Dynamics of Cosmic Strings and other Brane models

TL;DR

This paper develops a comprehensive theoretical framework for analyzing the dynamics of cosmic strings and branes, including their perturbations, stability, and equilibrium states in various background fields.

Contribution

It introduces a general geometric and dynamical model for branes, incorporating electromagnetic and Kalb-Ramond couplings, and explores stability and equilibrium configurations.

Findings

Propagation characteristics of small perturbations are determined by the surface stress tensor.

Special features of strings, including stable ring states, are analyzed using a quadratic Hamilton-Jacobi formulation.

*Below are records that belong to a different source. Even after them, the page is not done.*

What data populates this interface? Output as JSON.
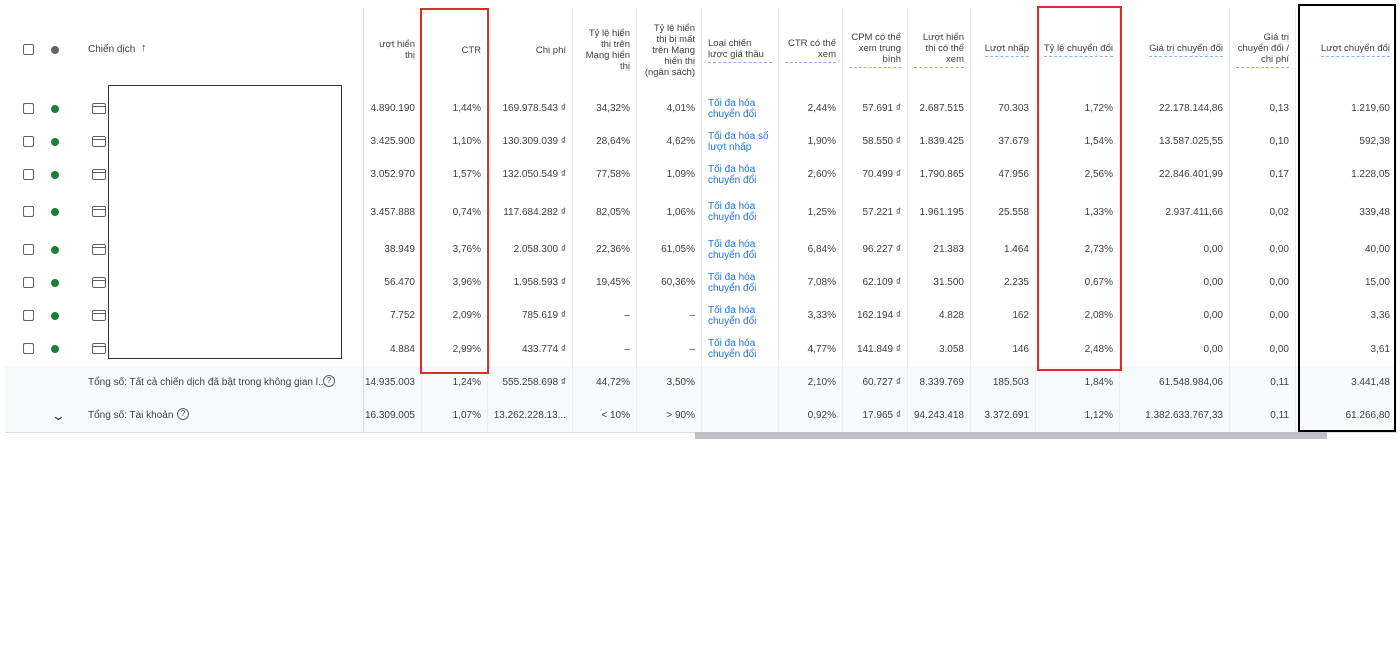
{
  "header": {
    "campaign": "Chiến dịch",
    "sort_icon": "arrow-up-icon",
    "columns": [
      "ượt hiển thị",
      "CTR",
      "Chi phí",
      "Tỷ lệ hiển thị trên Mạng hiển thị",
      "Tỷ lệ hiển thị bị mất trên Mạng hiển thị (ngân sách)",
      "Loại chiến lược giá thầu",
      "CTR có thể xem",
      "CPM có thể xem trung bình",
      "Lượt hiển thị có thể xem",
      "Lượt nhấp",
      "Tỷ lệ chuyển đổi",
      "Giá trị chuyển đổi",
      "Giá trị chuyển đổi / chi phí",
      "Lượt chuyển đổi"
    ]
  },
  "rows": [
    [
      "4.890.190",
      "1,44%",
      "169.978.543 ₫",
      "34,32%",
      "4,01%",
      "Tối đa hóa chuyển đổi",
      "2,44%",
      "57.691 ₫",
      "2.687.515",
      "70.303",
      "1,72%",
      "22.178.144,86",
      "0,13",
      "1.219,60"
    ],
    [
      "3.425.900",
      "1,10%",
      "130.309.039 ₫",
      "28,64%",
      "4,62%",
      "Tối đa hóa số lượt nhấp",
      "1,90%",
      "58.550 ₫",
      "1.839.425",
      "37.679",
      "1,54%",
      "13.587.025,55",
      "0,10",
      "592,38"
    ],
    [
      "3.052.970",
      "1,57%",
      "132.050.549 ₫",
      "77,58%",
      "1,09%",
      "Tối đa hóa chuyển đổi",
      "2,60%",
      "70.499 ₫",
      "1.790.865",
      "47.956",
      "2,56%",
      "22.846.401,99",
      "0,17",
      "1.228,05"
    ],
    [
      "3.457.888",
      "0,74%",
      "117.684.282 ₫",
      "82,05%",
      "1,06%",
      "Tối đa hóa chuyển đổi",
      "1,25%",
      "57.221 ₫",
      "1.961.195",
      "25.558",
      "1,33%",
      "2.937.411,66",
      "0,02",
      "339,48"
    ],
    [
      "38.949",
      "3,76%",
      "2.058.300 ₫",
      "22,36%",
      "61,05%",
      "Tối đa hóa chuyển đổi",
      "6,84%",
      "96.227 ₫",
      "21.383",
      "1.464",
      "2,73%",
      "0,00",
      "0,00",
      "40,00"
    ],
    [
      "56.470",
      "3,96%",
      "1.958.593 ₫",
      "19,45%",
      "60,36%",
      "Tối đa hóa chuyển đổi",
      "7,08%",
      "62.109 ₫",
      "31.500",
      "2.235",
      "0,67%",
      "0,00",
      "0,00",
      "15,00"
    ],
    [
      "7.752",
      "2,09%",
      "785.619 ₫",
      "–",
      "–",
      "Tối đa hóa chuyển đổi",
      "3,33%",
      "162.194 ₫",
      "4.828",
      "162",
      "2,08%",
      "0,00",
      "0,00",
      "3,36"
    ],
    [
      "4.884",
      "2,99%",
      "433.774 ₫",
      "–",
      "–",
      "Tối đa hóa chuyển đổi",
      "4,77%",
      "141.849 ₫",
      "3.058",
      "146",
      "2,48%",
      "0,00",
      "0,00",
      "3,61"
    ]
  ],
  "totals": [
    {
      "label": "Tổng số: Tất cả chiến dịch đã bật trong không gian l...",
      "values": [
        "14.935.003",
        "1,24%",
        "555.258.698 ₫",
        "44,72%",
        "3,50%",
        "",
        "2,10%",
        "60.727 ₫",
        "8.339.769",
        "185.503",
        "1,84%",
        "61.548.984,06",
        "0,11",
        "3.441,48"
      ]
    },
    {
      "label": "Tổng số: Tài khoản",
      "values": [
        "16.309.005",
        "1,07%",
        "13.262.228.13...",
        "< 10%",
        "> 90%",
        "",
        "0,92%",
        "17.965 ₫",
        "94.243.418",
        "3.372.691",
        "1,12%",
        "1.382.633.767,33",
        "0,11",
        "61.266,80"
      ]
    }
  ],
  "colors": {
    "highlight_red": "#d93025",
    "highlight_black": "#000000",
    "status_green": "#188038",
    "link": "#1a73e8"
  }
}
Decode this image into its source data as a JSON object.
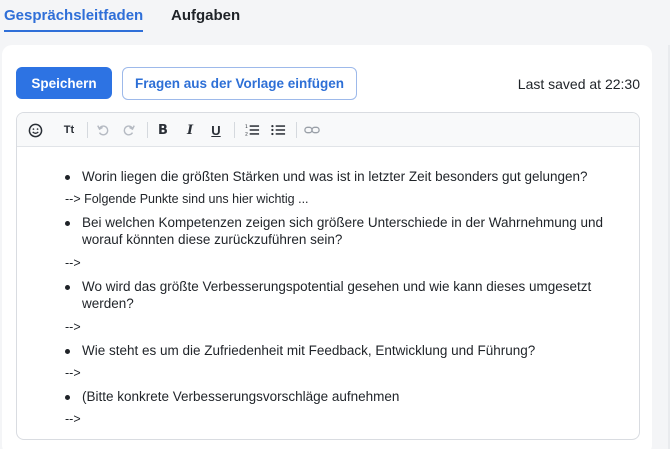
{
  "tabs": [
    {
      "label": "Gesprächsleitfaden",
      "active": true
    },
    {
      "label": "Aufgaben",
      "active": false
    }
  ],
  "actions": {
    "save_label": "Speichern",
    "insert_label": "Fragen aus der Vorlage einfügen",
    "last_saved": "Last saved at 22:30"
  },
  "toolbar": {
    "items": [
      {
        "icon": "emoji-icon"
      },
      {
        "icon": "text-size-icon",
        "label": "Tt"
      },
      {
        "icon": "undo-icon",
        "disabled": true
      },
      {
        "icon": "redo-icon",
        "disabled": true
      },
      {
        "icon": "bold-icon",
        "label": "B"
      },
      {
        "icon": "italic-icon",
        "label": "I"
      },
      {
        "icon": "underline-icon",
        "label": "U"
      },
      {
        "icon": "ordered-list-icon"
      },
      {
        "icon": "bullet-list-icon"
      },
      {
        "icon": "link-icon"
      }
    ]
  },
  "content": {
    "q1": "Worin liegen die größten Stärken und was ist in letzter Zeit besonders gut gelungen?",
    "a1": "--> Folgende Punkte sind uns hier wichtig ...",
    "q2": "Bei welchen Kompetenzen zeigen sich größere Unterschiede in der Wahrnehmung und worauf könnten diese zurückzuführen sein?",
    "a2": "-->",
    "q3": "Wo wird das größte Verbesserungspotential gesehen und wie kann dieses umgesetzt werden?",
    "a3": "-->",
    "q4": "Wie steht es um die Zufriedenheit mit Feedback, Entwicklung und Führung?",
    "a4": "-->",
    "q5": "(Bitte konkrete Verbesserungsvorschläge aufnehmen",
    "a5": "-->"
  },
  "colors": {
    "accent": "#2d73e3",
    "text": "#1f2328",
    "background": "#f4f5f7"
  }
}
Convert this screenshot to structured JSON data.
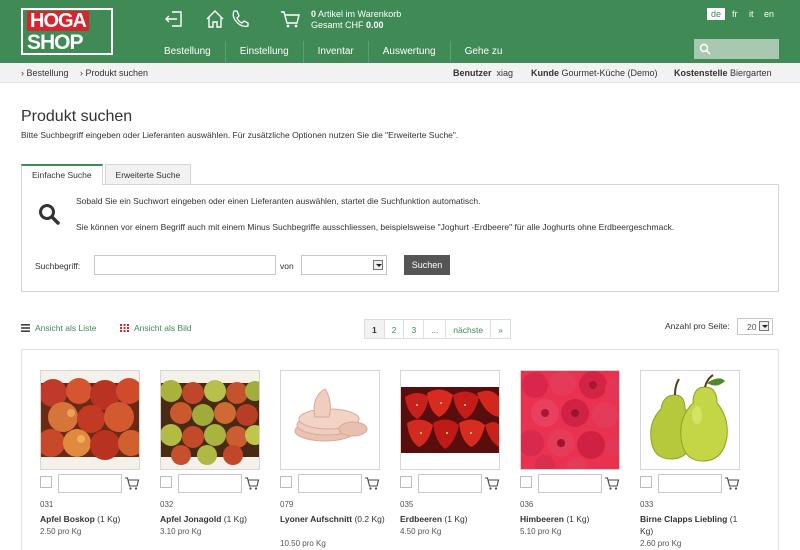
{
  "header": {
    "logo_top": "HOGA",
    "logo_bottom": "SHOP",
    "cart_count": "0",
    "cart_label": "Artikel im Warenkorb",
    "total_label": "Gesamt CHF",
    "total_value": "0.00",
    "languages": [
      "de",
      "fr",
      "it",
      "en"
    ],
    "active_language": "de",
    "nav": [
      "Bestellung",
      "Einstellung",
      "Inventar",
      "Auswertung",
      "Gehe zu"
    ]
  },
  "breadcrumb": [
    "Bestellung",
    "Produkt suchen"
  ],
  "userbar": {
    "user_label": "Benutzer",
    "user_value": "xiag",
    "customer_label": "Kunde",
    "customer_value": "Gourmet-Küche (Demo)",
    "cost_label": "Kostenstelle",
    "cost_value": "Biergarten"
  },
  "page": {
    "title": "Produkt suchen",
    "subtitle": "Bitte Suchbegriff eingeben oder Lieferanten auswählen. Für zusätzliche Optionen nutzen Sie die \"Erweiterte Suche\"."
  },
  "tabs": [
    "Einfache Suche",
    "Erweiterte Suche"
  ],
  "search": {
    "hint1": "Sobald Sie ein Suchwort eingeben oder einen Lieferanten auswählen, startet die Suchfunktion automatisch.",
    "hint2": "Sie können vor einem Begriff auch mit einem Minus Suchbegriffe ausschliessen, beispielsweise \"Joghurt -Erdbeere\" für alle Joghurts ohne Erdbeergeschmack.",
    "term_label": "Suchbegriff:",
    "term_value": "",
    "from_label": "von",
    "supplier_value": "",
    "button": "Suchen"
  },
  "listing": {
    "view_list": "Ansicht als Liste",
    "view_image": "Ansicht als Bild",
    "pages": [
      "1",
      "2",
      "3",
      "...",
      "nächste",
      "»"
    ],
    "current_page": "1",
    "per_page_label": "Anzahl pro Seite:",
    "per_page_value": "20"
  },
  "colors": {
    "brand": "#3f8a55",
    "logo_red": "#d9232d"
  },
  "products": [
    {
      "number": "031",
      "name": "Apfel Boskop",
      "unit": "(1 Kg)",
      "price": "2.50 pro Kg",
      "image": "red-apples"
    },
    {
      "number": "032",
      "name": "Apfel Jonagold",
      "unit": "(1 Kg)",
      "price": "3.10 pro Kg",
      "image": "mixed-apples"
    },
    {
      "number": "079",
      "name": "Lyoner Aufschnitt",
      "unit": "(0.2 Kg)",
      "price": "10.50 pro Kg",
      "image": "sliced-sausage"
    },
    {
      "number": "035",
      "name": "Erdbeeren",
      "unit": "(1 Kg)",
      "price": "4.50 pro Kg",
      "image": "strawberries"
    },
    {
      "number": "036",
      "name": "Himbeeren",
      "unit": "(1 Kg)",
      "price": "5.10 pro Kg",
      "image": "raspberries"
    },
    {
      "number": "033",
      "name": "Birne Clapps Liebling",
      "unit": "(1 Kg)",
      "price": "2.60 pro Kg",
      "image": "green-pears"
    }
  ]
}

The model applies to phenomena like superconducting cosmic strings and domain walls.

Abstract

The supporting worldsheet of a string, membrane, or other higher dimensional brane, is analysed in terms of its first, second, and third fundamental tensors, and its inner and outer curvature tensors. The dynamical equations governing the models appropriate for phenomena such as (superconducting) cosmic strings and cosmic domain walls are developed in a general framework (allowing for both electromagnetic and Kalb Ramond background coupling). It is shown how the surface stress momentum energy density tensor determines the propagation characteristics of small ``wiggle" perturbations of the worldsheet. Attention is then focussed on special features of strings (using the transonic model with tension T inversely proportional to the energy density U as a particularly important example). A quadratic Hamilton-Jacobi formulation is shown to govern equilibium states and other conservative string configurations sharing a symmetry of the (gravitational, electromagnetic, and Kalb-Ramond) background, including stable ring states that may be cosmologically important.